You have adapted the alias of a dead, black, freedom fighter. Are you intent on starting an argument with me? A London Jew started Tesco. He had a chain of stores trading as Cohen the predecessor to Tesco. They were mediocre and, the livery colour – I think purple, was inappropriate for foodstores. Just my opinion.
Cohen showed his ingenuity by buying and selling Naafi rations at discount prices. He also had the staying power to build a successful business.
I wouldn’t shop at Tesco I think its products are inferior. Don’t mistake me for one of the jew-hating ignoramuses that usually post on these sites, now, will you??
Tin Pan Alley: You were reasonably accurate as the following entry Confirms:
(Sir) Jack Cohen, Tesco Founder.
Career
He was born in Whitechapel in the East End of London, the son of an Avram Kohen, an immigrant Polish-Jewish tailor, and his first wife, Sime Zamremba.[1]
He began his working life as an apprentice tailor to his father but in 1917 he joined the Royal Flying Corps where he served as a canvas maker.[1] Upon his demobilization in 1919 he established himself as a market stall holder in Hackney, in London’s East End by purchasing surplus NAAFI stock with his demob money.[1]
Co-founder & Tinpanalley, you two are clearly in the right re. this Cohen fellow’s early history.

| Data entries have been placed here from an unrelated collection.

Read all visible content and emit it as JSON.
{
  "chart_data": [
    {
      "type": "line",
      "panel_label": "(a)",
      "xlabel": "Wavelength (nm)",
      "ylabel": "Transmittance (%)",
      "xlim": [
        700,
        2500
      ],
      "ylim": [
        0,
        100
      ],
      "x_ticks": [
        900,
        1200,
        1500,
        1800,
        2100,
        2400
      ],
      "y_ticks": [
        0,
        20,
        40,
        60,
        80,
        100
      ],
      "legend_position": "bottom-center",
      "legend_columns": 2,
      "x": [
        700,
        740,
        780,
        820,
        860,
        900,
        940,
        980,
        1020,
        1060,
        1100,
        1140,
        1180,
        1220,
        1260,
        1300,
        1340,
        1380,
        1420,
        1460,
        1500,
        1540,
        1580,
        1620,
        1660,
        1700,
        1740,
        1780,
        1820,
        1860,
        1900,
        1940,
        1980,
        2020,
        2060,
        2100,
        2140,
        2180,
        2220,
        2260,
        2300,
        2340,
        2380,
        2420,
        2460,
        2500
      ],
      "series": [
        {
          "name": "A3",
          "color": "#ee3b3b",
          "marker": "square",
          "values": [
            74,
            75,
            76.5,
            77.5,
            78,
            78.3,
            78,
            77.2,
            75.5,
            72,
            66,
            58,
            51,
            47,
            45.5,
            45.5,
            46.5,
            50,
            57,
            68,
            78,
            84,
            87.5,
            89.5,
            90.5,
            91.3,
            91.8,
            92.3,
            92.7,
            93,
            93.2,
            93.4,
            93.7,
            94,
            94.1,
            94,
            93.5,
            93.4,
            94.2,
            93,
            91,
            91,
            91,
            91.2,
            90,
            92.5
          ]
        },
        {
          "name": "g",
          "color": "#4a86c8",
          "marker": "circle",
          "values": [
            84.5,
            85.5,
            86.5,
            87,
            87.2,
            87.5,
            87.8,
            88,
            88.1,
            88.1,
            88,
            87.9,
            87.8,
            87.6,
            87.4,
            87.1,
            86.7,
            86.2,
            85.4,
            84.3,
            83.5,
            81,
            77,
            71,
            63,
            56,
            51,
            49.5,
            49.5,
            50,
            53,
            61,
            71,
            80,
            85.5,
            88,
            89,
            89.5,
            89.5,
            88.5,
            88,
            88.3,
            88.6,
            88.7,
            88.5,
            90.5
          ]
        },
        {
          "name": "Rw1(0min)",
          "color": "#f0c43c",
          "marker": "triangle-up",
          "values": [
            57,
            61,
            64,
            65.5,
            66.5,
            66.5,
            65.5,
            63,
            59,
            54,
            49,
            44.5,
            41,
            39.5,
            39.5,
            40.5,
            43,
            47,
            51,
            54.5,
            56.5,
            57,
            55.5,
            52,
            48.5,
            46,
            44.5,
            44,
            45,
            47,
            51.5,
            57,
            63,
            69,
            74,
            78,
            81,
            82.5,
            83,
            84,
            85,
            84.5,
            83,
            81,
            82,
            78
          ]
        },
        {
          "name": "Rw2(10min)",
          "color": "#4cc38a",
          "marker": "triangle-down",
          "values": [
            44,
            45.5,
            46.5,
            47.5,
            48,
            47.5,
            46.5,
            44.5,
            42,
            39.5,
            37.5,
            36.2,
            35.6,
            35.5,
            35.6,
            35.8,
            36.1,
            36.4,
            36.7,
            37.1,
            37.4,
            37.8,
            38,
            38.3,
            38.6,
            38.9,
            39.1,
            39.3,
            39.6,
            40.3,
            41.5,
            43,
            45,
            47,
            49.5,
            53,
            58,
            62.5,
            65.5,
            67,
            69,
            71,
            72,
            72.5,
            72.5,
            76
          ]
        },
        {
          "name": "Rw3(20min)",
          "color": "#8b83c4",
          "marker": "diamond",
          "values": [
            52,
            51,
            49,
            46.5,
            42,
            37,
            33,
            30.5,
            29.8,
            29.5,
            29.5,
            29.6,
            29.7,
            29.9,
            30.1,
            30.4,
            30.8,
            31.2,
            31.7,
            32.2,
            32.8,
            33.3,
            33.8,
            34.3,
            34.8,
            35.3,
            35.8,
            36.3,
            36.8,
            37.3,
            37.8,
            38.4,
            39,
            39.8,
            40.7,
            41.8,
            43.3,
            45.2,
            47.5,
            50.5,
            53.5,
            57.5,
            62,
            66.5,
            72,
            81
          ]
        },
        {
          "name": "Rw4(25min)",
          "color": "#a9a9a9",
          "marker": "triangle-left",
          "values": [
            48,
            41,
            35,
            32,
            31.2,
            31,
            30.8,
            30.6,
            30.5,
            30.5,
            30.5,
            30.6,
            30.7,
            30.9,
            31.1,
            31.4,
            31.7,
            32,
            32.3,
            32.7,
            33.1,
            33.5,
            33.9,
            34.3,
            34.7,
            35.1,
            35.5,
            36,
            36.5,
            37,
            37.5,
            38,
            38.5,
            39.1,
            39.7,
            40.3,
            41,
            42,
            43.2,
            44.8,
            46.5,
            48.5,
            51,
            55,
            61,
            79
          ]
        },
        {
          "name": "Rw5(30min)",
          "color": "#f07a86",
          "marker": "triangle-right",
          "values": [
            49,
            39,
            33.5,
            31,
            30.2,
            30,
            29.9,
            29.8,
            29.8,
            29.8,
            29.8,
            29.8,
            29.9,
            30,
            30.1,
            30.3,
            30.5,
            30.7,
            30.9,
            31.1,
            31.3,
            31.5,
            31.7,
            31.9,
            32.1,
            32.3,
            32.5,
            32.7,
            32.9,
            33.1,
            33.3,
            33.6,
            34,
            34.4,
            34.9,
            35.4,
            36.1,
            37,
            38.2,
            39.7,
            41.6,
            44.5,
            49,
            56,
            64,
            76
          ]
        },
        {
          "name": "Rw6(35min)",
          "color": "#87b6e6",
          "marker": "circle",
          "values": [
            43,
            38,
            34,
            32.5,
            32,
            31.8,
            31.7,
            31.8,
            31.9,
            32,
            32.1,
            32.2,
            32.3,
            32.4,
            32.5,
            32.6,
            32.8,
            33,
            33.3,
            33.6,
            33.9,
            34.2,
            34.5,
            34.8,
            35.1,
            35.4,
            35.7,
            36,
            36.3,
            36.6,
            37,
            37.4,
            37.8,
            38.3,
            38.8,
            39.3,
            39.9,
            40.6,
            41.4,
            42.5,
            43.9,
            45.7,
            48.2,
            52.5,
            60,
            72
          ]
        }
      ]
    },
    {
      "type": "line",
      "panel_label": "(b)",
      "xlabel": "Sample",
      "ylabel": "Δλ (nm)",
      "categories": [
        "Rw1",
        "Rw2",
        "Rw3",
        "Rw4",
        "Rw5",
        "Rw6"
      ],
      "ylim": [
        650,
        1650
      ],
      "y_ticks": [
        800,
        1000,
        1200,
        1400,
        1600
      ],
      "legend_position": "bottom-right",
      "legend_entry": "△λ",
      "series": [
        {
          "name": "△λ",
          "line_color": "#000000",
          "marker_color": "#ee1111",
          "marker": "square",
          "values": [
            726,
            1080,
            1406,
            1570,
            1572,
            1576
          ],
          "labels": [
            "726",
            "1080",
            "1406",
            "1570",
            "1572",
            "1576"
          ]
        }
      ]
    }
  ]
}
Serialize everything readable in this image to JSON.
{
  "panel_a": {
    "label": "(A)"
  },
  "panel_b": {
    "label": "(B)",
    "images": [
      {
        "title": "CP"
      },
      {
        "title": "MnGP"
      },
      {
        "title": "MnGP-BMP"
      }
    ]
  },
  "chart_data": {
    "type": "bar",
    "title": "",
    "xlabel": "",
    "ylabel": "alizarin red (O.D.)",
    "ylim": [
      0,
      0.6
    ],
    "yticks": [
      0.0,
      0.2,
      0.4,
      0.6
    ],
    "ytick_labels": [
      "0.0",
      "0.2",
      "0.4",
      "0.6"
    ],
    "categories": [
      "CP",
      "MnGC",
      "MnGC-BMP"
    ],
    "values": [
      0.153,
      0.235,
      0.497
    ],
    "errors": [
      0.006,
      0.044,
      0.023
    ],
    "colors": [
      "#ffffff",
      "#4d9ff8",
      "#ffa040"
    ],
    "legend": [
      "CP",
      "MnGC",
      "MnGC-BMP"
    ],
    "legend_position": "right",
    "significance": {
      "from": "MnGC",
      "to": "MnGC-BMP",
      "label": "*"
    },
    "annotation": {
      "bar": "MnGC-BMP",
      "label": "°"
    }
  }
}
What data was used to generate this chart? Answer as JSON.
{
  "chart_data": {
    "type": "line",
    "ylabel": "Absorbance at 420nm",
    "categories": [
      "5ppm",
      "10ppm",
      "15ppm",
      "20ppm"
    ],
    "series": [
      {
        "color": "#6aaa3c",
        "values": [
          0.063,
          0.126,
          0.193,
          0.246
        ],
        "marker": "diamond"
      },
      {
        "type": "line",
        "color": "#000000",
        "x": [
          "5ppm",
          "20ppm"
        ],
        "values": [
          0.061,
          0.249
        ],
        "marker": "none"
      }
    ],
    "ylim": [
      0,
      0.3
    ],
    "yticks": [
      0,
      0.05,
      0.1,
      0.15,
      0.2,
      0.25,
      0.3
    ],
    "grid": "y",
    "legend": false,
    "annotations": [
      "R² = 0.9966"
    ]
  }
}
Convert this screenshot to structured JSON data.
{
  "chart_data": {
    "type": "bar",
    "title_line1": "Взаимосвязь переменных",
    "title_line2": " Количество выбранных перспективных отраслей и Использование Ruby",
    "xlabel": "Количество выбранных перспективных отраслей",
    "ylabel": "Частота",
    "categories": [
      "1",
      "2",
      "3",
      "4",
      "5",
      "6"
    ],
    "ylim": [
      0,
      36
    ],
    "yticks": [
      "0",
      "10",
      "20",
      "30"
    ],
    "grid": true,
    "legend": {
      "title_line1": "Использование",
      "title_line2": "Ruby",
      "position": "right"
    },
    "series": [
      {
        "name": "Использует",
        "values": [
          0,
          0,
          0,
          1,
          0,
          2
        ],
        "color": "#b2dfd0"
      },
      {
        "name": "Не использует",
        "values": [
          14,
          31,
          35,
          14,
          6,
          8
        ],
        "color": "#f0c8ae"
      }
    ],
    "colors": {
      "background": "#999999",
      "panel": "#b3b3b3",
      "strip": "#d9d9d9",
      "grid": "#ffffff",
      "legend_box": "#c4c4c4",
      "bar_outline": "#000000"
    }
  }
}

And Martin Luther King — you are not, except for the WWI part verus WWII. No big deal, either way, as if one needs to buy cheap food cheaply, Tesco is the place to go in Hungary, I understand.
Personally, I like the ‘piac’ and the local vendors there better. More organic stuff.
TESCO means T.E.Stockwell and COhen.simple
TE Stockwell was a tea trader who entered into partnership with Cohen. TES+COhen,TESCO the most often punished company in Hungary for false advertising,manipulation,lying etc…
Well, all I can say is thank heavens for this particular Jewish conspiracy, because this past Sabbath day (Saturday) I got some delicious pork ribs there for way less than I’d get at my regular goy piac.
Erik: “One man’s meat is another man’s poison”?
Contrary to popular opinion you are not a “practicing” jew? Munching pork ribs on a Saturday afternoon. The Jewish Sabbath???!!!
Pleased to hear you enjoyed your ribs Erik. Only be careful, they may have been cheap for a reason
JD, seriously now, for a minute. Who the fu_k gives a crapper about what ribs Erik enjoys and what other ribs Erik does not enjoy? Or you serious, Man!? Or have you no useful comments re. the article?
Well, I for one am glad to have ~Tesco over here! The old ones need a bit of TLC and a bit more staff training on fresh produce, but apart from that, can’t wait for the new one to open up near Vac. We have to go near to Budapest now, so it will halve our journey. Can get all I want at Tesco, love it!!
Tesco= Cheap, cheerful, and boring like their Hungarian counterparts CBA but, without the “cheap”
because, the latter is very expensive.
Lidl and Auchan are reasonable.
The local “goy/s” do not exist anymore – or very few. Climb down from that hack’s bar stool in
the smokey dives of Budapest and come and see what is happening in the provinces, Erik? Not a pretty sight I assure you!